I’ve always enjoyed breakfast at the Parkway Cafe. On a recent visit, while sitting on the sunny patio, I pushed past my natural inclination toward omelets, blueberry pancakes, and hot biscuits with gravy, and warmed up instead with a platter of chile rellenos. The Parkway version starts with two roasted Anaheim peppers stuffed with white cheese and batter-fried. Since it was only a few short weeks until the holiday, I enjoyed them “Christmas-style” covered with half green chile and half red chile sauces. This substantial comfort meal includes beans, Mexican rice, guacamole, and sour cream.
Another roadfood attraction
Growing up in New England, I looked forward to the rare lunch when Mom had me an odd regional sandwich favorite, the Fluffernutter. Fluffernutters consist of peanut butter and marshmallow creme spread on white bread. This glorious creation always seemed like dessert in disguise.

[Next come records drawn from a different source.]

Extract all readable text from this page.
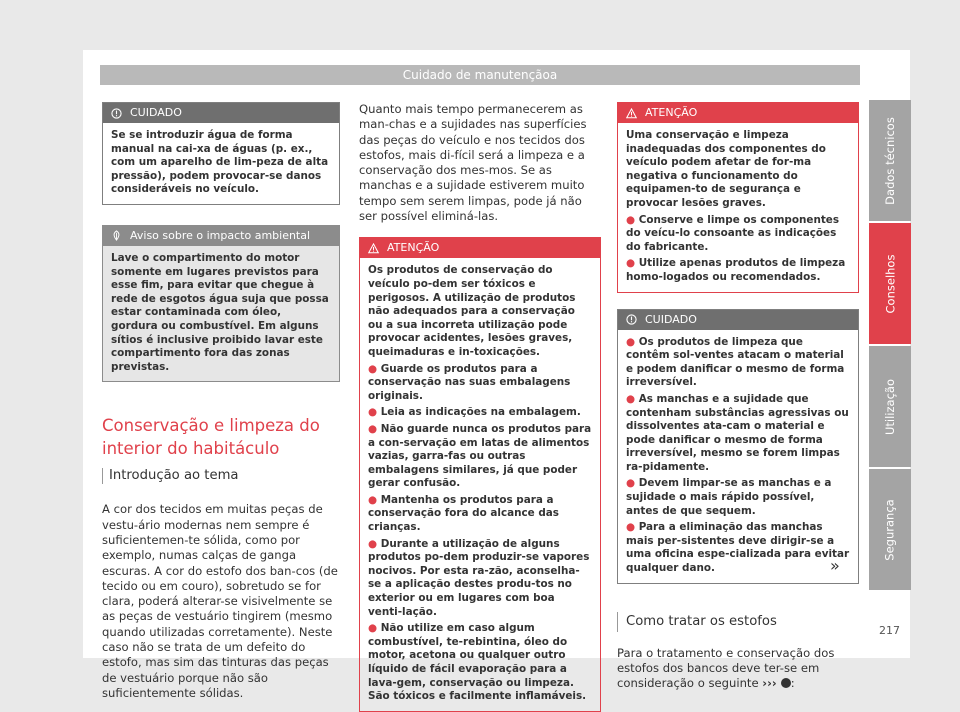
Cuidado de manutençãoa
CUIDADO

Se se introduzir água de forma manual na cai-xa de águas (p. ex., com um aparelho de lim-peza de alta pressão), podem provocar-se danos consideráveis no veículo.

Aviso sobre o impacto ambiental

Lave o compartimento do motor somente em lugares previstos para esse fim, para evitar que chegue à rede de esgotos água suja que possa estar contaminada com óleo, gordura ou combustível. Em alguns sítios é inclusive proibido lavar este compartimento fora das zonas previstas.

Conservação e limpeza do

interior do habitáculo

Introdução ao tema

A cor dos tecidos em muitas peças de vestu-ário modernas nem sempre é suficientemen-te sólida, como por exemplo, numas calças de ganga escuras. A cor do estofo dos ban-cos (de tecido ou em couro), sobretudo se for clara, poderá alterar-se visivelmente se as peças de vestuário tingirem (mesmo quando utilizadas corretamente). Neste caso não se trata de um defeito do estofo, mas sim das tinturas das peças de vestuário porque não são suficientemente sólidas.

Quanto mais tempo permanecerem as man-chas e a sujidades nas superfícies das peças do veículo e nos tecidos dos estofos, mais di-fícil será a limpeza e a conservação dos mes-mos. Se as manchas e a sujidade estiverem muito tempo sem serem limpas, pode já não ser possível eliminá-las.

ATENÇÃO

Os produtos de conservação do veículo po-dem ser tóxicos e perigosos. A utilização de produtos não adequados para a conservação ou a sua incorreta utilização pode provocar acidentes, lesões graves, queimaduras e in-toxicações.

● Guarde os produtos para a conservação nas suas embalagens originais.

● Leia as indicações na embalagem.

● Não guarde nunca os produtos para a con-servação em latas de alimentos vazias, garra-fas ou outras embalagens similares, já que poder gerar confusão.

● Mantenha os produtos para a conservação fora do alcance das crianças.

● Durante a utilização de alguns produtos po-dem produzir-se vapores nocivos. Por esta ra-zão, aconselha-se a aplicação destes produ-tos no exterior ou em lugares com boa venti-lação.

● Não utilize em caso algum combustível, te-rebintina, óleo do motor, acetona ou qualquer outro líquido de fácil evaporação para a lava-gem, conservação ou limpeza. São tóxicos e facilmente inflamáveis.

ATENÇÃO

Uma conservação e limpeza inadequadas dos componentes do veículo podem afetar de for-ma negativa o funcionamento do equipamen-to de segurança e provocar lesões graves.

● Conserve e limpe os componentes do veícu-lo consoante as indicações do fabricante.

● Utilize apenas produtos de limpeza homo-logados ou recomendados.

CUIDADO

● Os produtos de limpeza que contêm sol-ventes atacam o material e podem danificar o mesmo de forma irreversível.

● As manchas e a sujidade que contenham substâncias agressivas ou dissolventes ata-cam o material e pode danificar o mesmo de forma irreversível, mesmo se forem limpas ra-pidamente.

● Devem limpar-se as manchas e a sujidade o mais rápido possível, antes de que sequem.

● Para a eliminação das manchas mais per-sistentes deve dirigir-se a uma oficina espe-cializada para evitar qualquer dano.

Como tratar os estofos

Para o tratamento e conservação dos estofos dos bancos deve ter-se em consideração o seguinte ››› :

»
Dados técnicos
Conselhos
Utilização
Segurança
217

I was pleased with the recent announcement that the word “fluffernutter” has officially been added to the Merriam-Webster Dictionary along with a few other food words and phrases including “horchata,” “chicharron,” “air fryer” and “ghost kitchen.”
To sample the sandwich, visit Rise, the artisan bread bakery in Berthoud, where many sandwiches and treats bear a Massachusetts moniker. Among the favorites is the Fluffanutta sandwich.
What to do with too many cayenne chilies
My hyperactive, self-pollinating, two-year-old cayenne plant and its offspring just moved inside for the winter. They continue to pump out fiery little red and green pods. There are only so many chile flakes one person can use on pizza, so I’m turning some pods into festive holiday mini ristras. I packed some sun-dried pods in one jar and filled it with vodka to infuse. I simmered other pods and orange peel in grapeseed oil. It’s great for stir frying. Friends have also suggested making spicy herb blends and cayenne-infused honey, jelly and vinegar. It’s going to be one spicy holiday gift giving season this year.
Order Thanksgiving pies now
Increased demand along with supply and labor shortages mean you better order your Thanksgiving pie today. Among the local pie sources are Shamane’s Bakery, Lucky’s Bakeshop, Walnut Cafe, and the Niche Market (Meals on Wheels) in Boulder. Jamestown’s Karen DiVincenzo of Pie Lady Pies delivers pies including mincemeat to Boulder and Nederland. Other pie places include Eats & Sweets and Button Rock Bakery in Lafayette, Hygiene’s Mountain Fountain Market and La Momo Maes in Longmont along with Hinman Pies at the Boulder Farmers Market and at The Post Chicken & Beer.
The Colorado Pickle and Beer Society meets November 13 at Denver’s Spangalang Brewery for a tasting of fermented goodies from The Real Dill including fennel parsnip lacto-fermented kimchi and pumpkin spice pickled pumpkin . . . There are only two more Saturdays for the Boulder Farmers Market and Longmont Farmers Market. Get your local storeable “keepers” while you can including apples, pears, beets, carrots, onions, winter squash, potatoes, cabbage, garlic, sweet potatoes and turnips.